Bugün biliyorsunuz “Anneler Günü”dür. Günlerden beri reklâm edilip tüketim vasıtası olarak kullanılmasından belli ki, kapitalist ahlâk diğer kutsallar gibi anneliğe de saygı duymuyor…
Saygı duymak ne kelime, “Anneler Günü” münasebetiyle bile anneliği tüketiyor.
İlgilendiği şey annelik değil, anneleri istismar yoluyla tüketimi kamçılamak. Yani mal satmak!
Başta kadın olmak üzere her kutsalı her anlamda istismar eden bir anlayıştan anneliği kutsamasını beklemek zaten safdillik olurdu…
Benim asıl anlayamadığım şey, “Cennet anaların ayakları altındadır” hadis-i şerifini “vird-i zeban” yapan “Bizim Mahalle” sakinlerinin, (dini bütünlerin) bir yandan kendi annelerini kutsarken, çocuklarının annelerini dövmeyi ihmal etmemeleridir…
Madem ki annelik kutsaldır, neden dövülür bu ülkede, kadın?
Kadın olunmadan anne olunamayacağına göre, bu ülkede kadın neden “kamusal alan”ın dışına itilir? (Bir türlü çözümlenemeyen şu başörtüsü problemi).
Cahiliye döneminin (Peygamber Efendimizden öncesi) en belirgin vasfı, kız çocuklarının (geleceğin kadını) “ihtiyaç fazlası” sayılanların diri diri toprağa gömülmesi, bir anlamda kadının dışlanmasıydı…
Kadını kıyafeti, siyaseti, inancı, ibadeti yüzünden beğenmeyip “kamusal alan”dan yok etmeye kalkışan erkeğin davranışı, cahiliye davranışını andıran bir davranıştır.
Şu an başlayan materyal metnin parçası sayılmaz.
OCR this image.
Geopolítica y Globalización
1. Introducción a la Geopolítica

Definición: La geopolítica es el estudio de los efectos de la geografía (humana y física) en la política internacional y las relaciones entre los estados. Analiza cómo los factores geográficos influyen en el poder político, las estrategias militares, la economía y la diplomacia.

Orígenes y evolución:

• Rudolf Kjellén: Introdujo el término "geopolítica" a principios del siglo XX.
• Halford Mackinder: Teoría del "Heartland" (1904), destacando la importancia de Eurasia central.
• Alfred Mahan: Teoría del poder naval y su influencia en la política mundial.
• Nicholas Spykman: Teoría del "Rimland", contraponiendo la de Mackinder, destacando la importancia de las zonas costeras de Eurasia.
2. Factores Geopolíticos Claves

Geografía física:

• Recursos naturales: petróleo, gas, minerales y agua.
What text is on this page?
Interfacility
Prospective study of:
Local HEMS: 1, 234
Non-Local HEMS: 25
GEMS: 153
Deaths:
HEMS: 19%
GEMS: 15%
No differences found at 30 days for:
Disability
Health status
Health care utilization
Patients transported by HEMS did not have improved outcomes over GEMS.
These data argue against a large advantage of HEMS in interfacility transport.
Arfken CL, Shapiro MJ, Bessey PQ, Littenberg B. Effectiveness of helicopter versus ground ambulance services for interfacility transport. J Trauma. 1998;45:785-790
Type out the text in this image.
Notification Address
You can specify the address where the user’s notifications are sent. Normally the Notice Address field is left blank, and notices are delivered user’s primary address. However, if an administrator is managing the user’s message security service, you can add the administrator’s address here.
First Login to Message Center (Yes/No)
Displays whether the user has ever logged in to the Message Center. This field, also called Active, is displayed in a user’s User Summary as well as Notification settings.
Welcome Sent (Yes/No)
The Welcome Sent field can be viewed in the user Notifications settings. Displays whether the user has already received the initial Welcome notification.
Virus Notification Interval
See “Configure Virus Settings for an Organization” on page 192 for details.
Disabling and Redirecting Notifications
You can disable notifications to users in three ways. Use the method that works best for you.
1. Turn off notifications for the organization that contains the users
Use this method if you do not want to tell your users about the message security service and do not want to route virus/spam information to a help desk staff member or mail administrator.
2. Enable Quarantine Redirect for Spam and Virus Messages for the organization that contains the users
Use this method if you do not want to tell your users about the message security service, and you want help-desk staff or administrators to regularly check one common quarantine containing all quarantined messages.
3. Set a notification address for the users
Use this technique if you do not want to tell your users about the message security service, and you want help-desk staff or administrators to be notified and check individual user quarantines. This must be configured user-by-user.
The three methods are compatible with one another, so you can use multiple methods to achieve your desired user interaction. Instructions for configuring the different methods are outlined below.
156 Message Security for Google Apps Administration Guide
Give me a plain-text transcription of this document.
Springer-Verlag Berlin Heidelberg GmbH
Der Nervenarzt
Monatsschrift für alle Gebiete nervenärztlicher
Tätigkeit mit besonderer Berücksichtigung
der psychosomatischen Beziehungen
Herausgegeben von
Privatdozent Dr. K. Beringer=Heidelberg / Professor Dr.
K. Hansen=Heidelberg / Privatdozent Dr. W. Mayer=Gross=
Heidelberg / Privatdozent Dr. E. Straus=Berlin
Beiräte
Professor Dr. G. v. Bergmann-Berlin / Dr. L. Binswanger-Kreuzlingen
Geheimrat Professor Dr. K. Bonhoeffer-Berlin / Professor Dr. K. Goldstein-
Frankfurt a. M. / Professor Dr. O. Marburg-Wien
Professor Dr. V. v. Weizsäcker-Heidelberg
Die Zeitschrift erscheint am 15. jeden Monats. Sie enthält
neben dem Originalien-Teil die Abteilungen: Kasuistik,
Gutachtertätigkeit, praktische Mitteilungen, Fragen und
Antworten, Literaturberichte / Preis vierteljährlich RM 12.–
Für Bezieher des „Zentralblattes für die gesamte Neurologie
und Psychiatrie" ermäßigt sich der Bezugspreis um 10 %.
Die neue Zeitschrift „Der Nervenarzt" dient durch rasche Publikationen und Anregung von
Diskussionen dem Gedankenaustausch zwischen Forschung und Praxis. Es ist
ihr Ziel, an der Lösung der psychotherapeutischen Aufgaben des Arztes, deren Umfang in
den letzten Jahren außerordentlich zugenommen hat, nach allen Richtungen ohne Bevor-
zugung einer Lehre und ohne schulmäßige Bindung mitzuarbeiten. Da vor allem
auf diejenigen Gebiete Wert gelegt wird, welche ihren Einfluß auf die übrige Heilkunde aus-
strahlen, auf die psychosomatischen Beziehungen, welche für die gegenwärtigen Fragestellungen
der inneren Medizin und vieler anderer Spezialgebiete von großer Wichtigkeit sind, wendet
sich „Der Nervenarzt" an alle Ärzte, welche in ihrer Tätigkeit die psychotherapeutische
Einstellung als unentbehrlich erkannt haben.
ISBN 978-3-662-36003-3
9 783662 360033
Çünkü kadın erkekle birlikte hayatın vazgeçilmezidir. Erkekle birlikte her alanda ve her anlamda var olma hakkına sahiptir.
Bu bahsi şöyle de özetleyebilirim: Anneye saygı duyan kadına da duyar.
Ya da şöyle söyleyeyim: Kadın kimliğine saygısızlık edenin, anneye gerçek anlamda saygı duyması imkânsızdır. Ve hemen altını çizeyim: Kültür seviyesi ne olursa olsun, erkeklerin büyük bölümünün maalesef kadın kimliğine saygısı yoktur.
Kadın yalnızca “anne” olduğu için değil, öncelikle “insan” olduğu için, sonra da, erkeklerden daha duygusal, daha şefkatli, daha ince ruhlu, daha rikkatli, daha sevecen, daha yürekli olduğu, yani “kadın” olduğu için ayrıca saygı görmelidir.
•
“Anneler Günü”ne gelince…
Bu ne ikiyüzlülüktür!.. Yıllardan beri, sırf farklı kıyafet tercihleri sebebiyle, kadına her türlü saygısızlığı reva gören, evlatlarıyla birlikte anaları da itip kakarak yüreklerini inciten sanki onlar değil!
Bazı vehimlerini gerekçe göstererek başörtülü kızlarımızın elinden okuma haklarını alan sanki onlar değil!
Kıyafet özgürlüğü gibi kadının en doğal özgürlüğünü elinden alan sanki onlar değil!
Gencecik kızları, başörtülü olmaları sebebiyle yadırgayan, yargılayan, suçlayan, hırpalayan sanki onlar değil!
Anneler Günü münasebetiyle birkaç gün boyu açık-kapalı ayırt etmeden anneye (kadına) serenat yaptılar. Tüm anneleri, yani tüm kadınları, mürteci-ilerici ayırımı yapmadan övdüler, yücelttiler.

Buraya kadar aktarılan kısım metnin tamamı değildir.